If the perpendicular roller is on, the cart is sent on a 'high-angle' diagonal trajectory, either NE (first roller off, perpendicular on) or NW (both rollers on). It is then caught by the SW or SE track corner two steps away from the perpendicular roller, and because of the trajectory angle (i think; it works less well or not at all when all involved rollers work at the same speed) gets 'caught' by the corner and returns to obeying track paths. The NE-going cart moves off on the rightmost north-pointing tracks, the NW-going one ends up on the "half-left" track. The one all the way left worked when both the first switch roller and the perpendicular roller were highest speed. Most of the tracks to the north is complete nonsense, as far as i can tell only the 'catching' corner and an outgoing track are needed for each switch option.

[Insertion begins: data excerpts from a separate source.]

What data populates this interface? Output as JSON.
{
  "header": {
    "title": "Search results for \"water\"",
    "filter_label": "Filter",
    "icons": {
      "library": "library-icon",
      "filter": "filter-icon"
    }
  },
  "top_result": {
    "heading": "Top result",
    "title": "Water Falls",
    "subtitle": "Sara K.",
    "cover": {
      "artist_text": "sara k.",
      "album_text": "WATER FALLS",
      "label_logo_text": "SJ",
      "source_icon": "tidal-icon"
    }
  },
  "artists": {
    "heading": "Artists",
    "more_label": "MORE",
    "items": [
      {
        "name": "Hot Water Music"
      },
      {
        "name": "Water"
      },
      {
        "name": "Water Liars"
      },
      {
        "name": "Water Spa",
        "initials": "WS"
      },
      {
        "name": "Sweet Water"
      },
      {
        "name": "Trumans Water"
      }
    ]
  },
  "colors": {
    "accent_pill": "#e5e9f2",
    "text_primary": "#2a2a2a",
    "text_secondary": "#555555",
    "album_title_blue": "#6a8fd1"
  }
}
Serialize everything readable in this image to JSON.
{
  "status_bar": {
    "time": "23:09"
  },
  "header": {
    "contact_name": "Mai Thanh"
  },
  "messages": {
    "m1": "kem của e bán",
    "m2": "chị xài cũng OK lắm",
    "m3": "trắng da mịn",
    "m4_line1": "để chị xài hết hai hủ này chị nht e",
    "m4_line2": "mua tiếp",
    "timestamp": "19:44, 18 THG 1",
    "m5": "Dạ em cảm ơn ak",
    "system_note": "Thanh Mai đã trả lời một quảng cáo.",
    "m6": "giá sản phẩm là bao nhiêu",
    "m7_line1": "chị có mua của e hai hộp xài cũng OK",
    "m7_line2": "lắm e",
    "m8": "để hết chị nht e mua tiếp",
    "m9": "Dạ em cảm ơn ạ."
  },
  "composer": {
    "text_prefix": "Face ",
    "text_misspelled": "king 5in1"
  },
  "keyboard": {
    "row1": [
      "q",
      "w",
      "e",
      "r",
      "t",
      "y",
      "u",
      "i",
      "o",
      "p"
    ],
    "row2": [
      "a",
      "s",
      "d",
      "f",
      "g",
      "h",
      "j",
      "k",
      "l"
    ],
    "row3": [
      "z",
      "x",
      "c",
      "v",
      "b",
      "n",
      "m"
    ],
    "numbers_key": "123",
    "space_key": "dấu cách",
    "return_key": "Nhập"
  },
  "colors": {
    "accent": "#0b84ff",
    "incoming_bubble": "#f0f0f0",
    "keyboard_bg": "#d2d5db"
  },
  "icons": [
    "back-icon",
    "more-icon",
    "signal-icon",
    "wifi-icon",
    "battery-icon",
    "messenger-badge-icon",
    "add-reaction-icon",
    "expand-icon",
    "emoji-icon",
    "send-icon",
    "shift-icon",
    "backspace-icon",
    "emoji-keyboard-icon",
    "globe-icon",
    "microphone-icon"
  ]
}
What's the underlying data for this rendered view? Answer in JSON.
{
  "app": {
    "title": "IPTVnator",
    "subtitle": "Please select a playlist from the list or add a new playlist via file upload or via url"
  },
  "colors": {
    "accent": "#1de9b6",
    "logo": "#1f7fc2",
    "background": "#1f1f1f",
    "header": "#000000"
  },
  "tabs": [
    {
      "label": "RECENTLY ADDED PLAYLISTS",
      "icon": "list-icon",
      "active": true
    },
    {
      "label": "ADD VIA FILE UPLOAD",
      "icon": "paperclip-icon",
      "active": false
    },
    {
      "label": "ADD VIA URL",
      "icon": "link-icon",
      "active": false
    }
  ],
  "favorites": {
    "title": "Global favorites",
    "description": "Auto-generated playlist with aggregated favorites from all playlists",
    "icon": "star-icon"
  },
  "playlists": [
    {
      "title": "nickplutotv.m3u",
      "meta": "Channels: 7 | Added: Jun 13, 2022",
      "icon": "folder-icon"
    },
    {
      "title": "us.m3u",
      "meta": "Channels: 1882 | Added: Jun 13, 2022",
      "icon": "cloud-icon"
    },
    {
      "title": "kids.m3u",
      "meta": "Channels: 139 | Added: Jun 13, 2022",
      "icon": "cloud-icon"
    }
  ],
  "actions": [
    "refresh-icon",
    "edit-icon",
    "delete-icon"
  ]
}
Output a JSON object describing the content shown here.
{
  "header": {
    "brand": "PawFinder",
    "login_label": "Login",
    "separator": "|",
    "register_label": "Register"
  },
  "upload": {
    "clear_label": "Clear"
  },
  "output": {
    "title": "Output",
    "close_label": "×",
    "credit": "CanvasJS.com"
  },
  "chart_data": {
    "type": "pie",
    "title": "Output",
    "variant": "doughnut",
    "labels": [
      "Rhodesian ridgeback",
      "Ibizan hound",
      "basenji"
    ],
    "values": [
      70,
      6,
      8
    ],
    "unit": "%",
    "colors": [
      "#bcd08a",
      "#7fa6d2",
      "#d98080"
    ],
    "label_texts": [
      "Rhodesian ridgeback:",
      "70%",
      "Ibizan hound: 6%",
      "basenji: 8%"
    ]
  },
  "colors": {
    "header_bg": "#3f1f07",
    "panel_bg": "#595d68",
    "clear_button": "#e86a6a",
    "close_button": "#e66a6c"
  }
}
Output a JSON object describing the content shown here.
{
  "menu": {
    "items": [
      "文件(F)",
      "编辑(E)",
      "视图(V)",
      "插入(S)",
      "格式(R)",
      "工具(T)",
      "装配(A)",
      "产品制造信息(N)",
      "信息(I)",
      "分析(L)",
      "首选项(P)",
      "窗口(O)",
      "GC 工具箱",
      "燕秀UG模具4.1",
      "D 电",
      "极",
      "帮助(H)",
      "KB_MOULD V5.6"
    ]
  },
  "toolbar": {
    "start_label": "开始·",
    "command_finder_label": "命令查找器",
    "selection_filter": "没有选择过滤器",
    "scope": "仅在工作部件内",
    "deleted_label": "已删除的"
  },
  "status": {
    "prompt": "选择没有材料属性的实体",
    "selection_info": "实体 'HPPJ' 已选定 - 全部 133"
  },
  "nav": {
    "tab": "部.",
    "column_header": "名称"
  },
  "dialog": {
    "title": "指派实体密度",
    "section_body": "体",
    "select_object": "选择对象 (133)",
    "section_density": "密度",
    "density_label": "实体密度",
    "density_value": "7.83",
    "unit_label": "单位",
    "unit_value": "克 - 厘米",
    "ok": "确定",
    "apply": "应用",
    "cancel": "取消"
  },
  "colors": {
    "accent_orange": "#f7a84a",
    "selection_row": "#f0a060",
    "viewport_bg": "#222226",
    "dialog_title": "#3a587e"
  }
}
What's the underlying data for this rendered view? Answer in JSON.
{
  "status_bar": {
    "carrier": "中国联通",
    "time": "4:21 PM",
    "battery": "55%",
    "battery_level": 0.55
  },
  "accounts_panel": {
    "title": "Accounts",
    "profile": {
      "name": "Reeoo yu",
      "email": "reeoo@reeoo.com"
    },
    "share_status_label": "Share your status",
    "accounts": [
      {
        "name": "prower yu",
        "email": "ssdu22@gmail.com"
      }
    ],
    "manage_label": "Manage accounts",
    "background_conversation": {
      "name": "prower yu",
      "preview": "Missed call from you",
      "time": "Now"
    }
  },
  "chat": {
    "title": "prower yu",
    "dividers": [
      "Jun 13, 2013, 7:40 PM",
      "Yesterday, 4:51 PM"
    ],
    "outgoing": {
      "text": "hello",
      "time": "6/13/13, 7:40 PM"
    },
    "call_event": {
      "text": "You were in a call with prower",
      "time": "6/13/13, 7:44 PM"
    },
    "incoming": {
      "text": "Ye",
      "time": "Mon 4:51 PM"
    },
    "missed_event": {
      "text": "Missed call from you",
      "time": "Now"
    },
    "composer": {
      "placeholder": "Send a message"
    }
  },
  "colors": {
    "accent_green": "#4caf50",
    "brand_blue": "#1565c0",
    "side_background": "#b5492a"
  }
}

The main selling point of this device is of course that it takes only two rollers to convert the four possible combinations of two 'bit' inputs into four distinct 'outputs', something that takes a full _three_ rollers otherwise.
BTW, the roller to the northwest (north of the "starting" roller) sits on a non-floor tile and wouldn't accelerate a cart even if one passed over it, i used it only for power transmission. This way, the entire circuit requires at most exactly the forty power produced by the two windmills. The roller cost a rope extra, but saved a crucial three power over a gear assembly.